In 1996, 16 years after the Supreme Court ruled that patent laws could be applied to a manmade living organism, Monsanto (which employed Justice Clarence Thomas, who, per usual, didn’t recuse himself from this case, in the 1970s) put its Roundup Ready soybean seeds on the market.
The price of soybean seed has tripled in the years since. Today 93 percent of the crop is planted from Monsanto-patented seeds.
Despite the overwhelming precedent of agricultural history, which began not with the first farmer, but with the first seed-saver, contemporary patent law rules the debate here. As such, biotechnology and software groups are paying close attention to the case.
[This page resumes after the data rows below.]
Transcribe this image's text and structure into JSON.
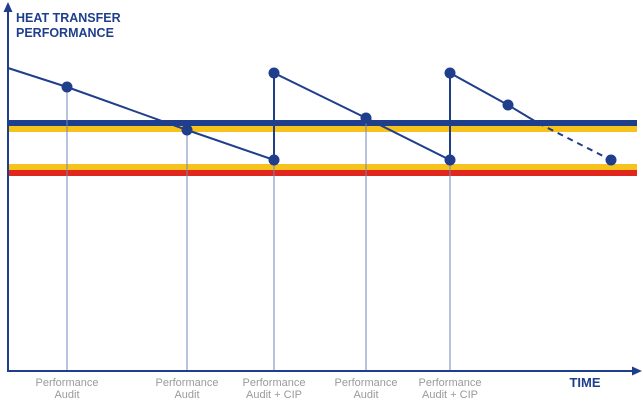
{
  "diagram": {
    "y_axis_title_line1": "HEAT TRANSFER",
    "y_axis_title_line2": "PERFORMANCE",
    "x_axis_title": "TIME",
    "events": [
      {
        "line1": "Performance",
        "line2": "Audit"
      },
      {
        "line1": "Performance",
        "line2": "Audit"
      },
      {
        "line1": "Performance",
        "line2": "Audit + CIP"
      },
      {
        "line1": "Performance",
        "line2": "Audit"
      },
      {
        "line1": "Performance",
        "line2": "Audit + CIP"
      }
    ],
    "colors": {
      "navy": "#1f3f8c",
      "yellow": "#f5c31c",
      "red": "#e0261d",
      "event_line": "#6f86b8",
      "label_gray": "#9a9a9a"
    }
  }
}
They, like the Obama administration, are siding with Monsanto.
Kembrew McLeod, a journalist and professor of communications at the University of Iowa, wrote of another parallel issue to seed patents in his 2007 book, Freedom of Expression: music and other creative intellectual property.
Unlike a CD, which must be willfully copied, in the case of privately owned seeds, MacLeod writes, “the earth (rather than a computer) “reaps” this information without permission.” To grow a seed is to copy it, repeatedly—one plant produces enough seed to grow 80 more—which is why Monsanto requires that farmers purchase new seeds annually.
But these copies can distribute themselves without any help from humans, drifting one field to the next on a breeze; transported in the guts of animals or birds. As MacLeod writes, Monsanto sued a Canadian famer name Percy Schmeiser in 1998 after finding patented canola plans on his land. “The seventy-three-year-old Schmeiser argued that he shouldn’t have to pay Monsanto a licensing fee because the pollen had blown onto his property from neighboring farms. Although Monsanto said this might be the case—in fact, the company acknowledged that Schmeiser never placed an order for its Roundup Ready canola—he was still infringing on their patent.”
Tracking down—and prosecuting—every one of such patent violations would seem to be a fool’s errand. But like a mirrored image of the recording industry, which lost its tight control on its intellectual property thanks to technologies like Napster and other peer-to-peer networks, Monsanto and its ilk have used technology to monetize a system in which, historically, demand for seed was determined by a farmer’s own supply—and no money exchanged hands. Like information, as open-source activists say, seeds want to be free; Monsanto is tying them down in the lucrative framework of capitalism.
The parallels between transgene seeds and music are more illustrative than anything, as patent law has no legal bearing on copyright law. But as McLeod pointed out in an email, “As an increasing amount of our everyday life experiences include copyrighted and trademarked works—and our ability to document our lives is increasing—it means that our own memories and personal media archives contain property that is not our own.”
For instance, a writer I know wrote a book about a spiritual journey she took with her husband, and it included a scene in which he began singing Bon Jovi's "Livin' on a Prayer" at an extremely inappropriate moment. Her publisher made her get permission to quote four lines from that song, but she was not able to do so, which meant she had to alter that crucial scene in her book. In other words, she had to falsify her own memory.
Regardless of the ruling the court issues in June, debating how much of our lives can be owned by others—on our farmland or in the very private recesses of our memory—is a broader oral argument we should all consider engaging in.